We investigated the effects of 2,6-diisopropylphenol on oxidative phosphorylation of isolated rat liver mitochondria. Diisopropylphenol strongly inhibits state-3 and uncoupled respiratory rates, when glutamate and malate are the substrates, as a direct consequence of the limitation of electron transfer at the level of complex I. In addition, diisopropylphenol acts as an uncoupler in non-phosphorylating mitochondria, which leads to an increase in respiratory rate and a large decrease in proton-motive force. However, such effects cannot be due to the classical protonophoric property of this drug, since addition of ADP plus oligomycin before diisopropylphenol avoids this increase in proton permeability, and in phosphorylating mitochondria, the ATP/O ratio is not significantly affected by diisopropylphenol addition. In the absence of added ADP, diisopropylphenol modifies some mitochondrial ATPases in such a way that they become insensitive to oligomycin and unable to couple proton movement to ATP synthesis or hydrolysis.

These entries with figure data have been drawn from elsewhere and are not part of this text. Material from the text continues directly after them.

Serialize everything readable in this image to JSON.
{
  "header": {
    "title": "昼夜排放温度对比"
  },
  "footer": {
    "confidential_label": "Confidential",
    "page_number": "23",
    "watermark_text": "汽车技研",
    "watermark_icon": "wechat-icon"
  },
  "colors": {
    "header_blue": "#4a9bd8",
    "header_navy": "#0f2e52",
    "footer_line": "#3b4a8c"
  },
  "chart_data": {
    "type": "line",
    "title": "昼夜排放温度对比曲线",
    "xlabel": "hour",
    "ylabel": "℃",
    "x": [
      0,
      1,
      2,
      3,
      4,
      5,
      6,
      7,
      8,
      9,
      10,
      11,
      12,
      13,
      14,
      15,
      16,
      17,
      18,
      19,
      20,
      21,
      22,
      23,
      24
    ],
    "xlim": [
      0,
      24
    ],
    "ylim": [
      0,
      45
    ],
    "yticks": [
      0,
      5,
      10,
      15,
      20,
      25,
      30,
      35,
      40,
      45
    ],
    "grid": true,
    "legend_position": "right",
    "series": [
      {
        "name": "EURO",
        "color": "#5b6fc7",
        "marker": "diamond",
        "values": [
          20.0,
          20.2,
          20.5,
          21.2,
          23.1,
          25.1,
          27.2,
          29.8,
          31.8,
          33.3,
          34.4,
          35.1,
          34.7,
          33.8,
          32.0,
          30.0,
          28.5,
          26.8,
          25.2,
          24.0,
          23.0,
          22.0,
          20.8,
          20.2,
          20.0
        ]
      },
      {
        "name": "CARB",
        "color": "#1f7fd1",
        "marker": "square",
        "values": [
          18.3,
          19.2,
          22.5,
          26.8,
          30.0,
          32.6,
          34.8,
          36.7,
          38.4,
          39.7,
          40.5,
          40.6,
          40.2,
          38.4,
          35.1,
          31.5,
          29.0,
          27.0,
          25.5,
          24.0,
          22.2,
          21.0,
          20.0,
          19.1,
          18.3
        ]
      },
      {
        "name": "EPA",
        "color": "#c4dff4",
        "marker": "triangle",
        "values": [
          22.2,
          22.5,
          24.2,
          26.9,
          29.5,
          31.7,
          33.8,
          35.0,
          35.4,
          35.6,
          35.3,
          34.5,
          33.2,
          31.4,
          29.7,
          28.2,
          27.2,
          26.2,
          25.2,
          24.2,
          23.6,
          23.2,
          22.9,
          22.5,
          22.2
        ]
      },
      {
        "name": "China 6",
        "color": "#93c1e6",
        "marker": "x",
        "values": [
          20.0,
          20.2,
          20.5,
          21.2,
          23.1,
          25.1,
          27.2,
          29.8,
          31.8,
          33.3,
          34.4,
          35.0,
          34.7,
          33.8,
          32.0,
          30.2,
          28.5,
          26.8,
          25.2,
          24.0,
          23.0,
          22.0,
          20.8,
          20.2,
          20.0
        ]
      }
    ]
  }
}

However, these modified enzymes can catalyse passive proton permeability, which leads to uncoupling. Addition of ADP before diisopropylphenol prevents these changes. We propose that ADP induces a change in conformation of ATPase, which leads to insensitivity of this complex towards diisopropylphenol. In conclusion, we show that diisopropylphenol has two main effects on rat liver mitochondria: inhibition of the respiratory chain at the level of complex I level and modification of ATPase such that, in the absence of phosphorylation, it catalyses a H+ leak, which becomes negligible when oxidative phosphorylation is functional.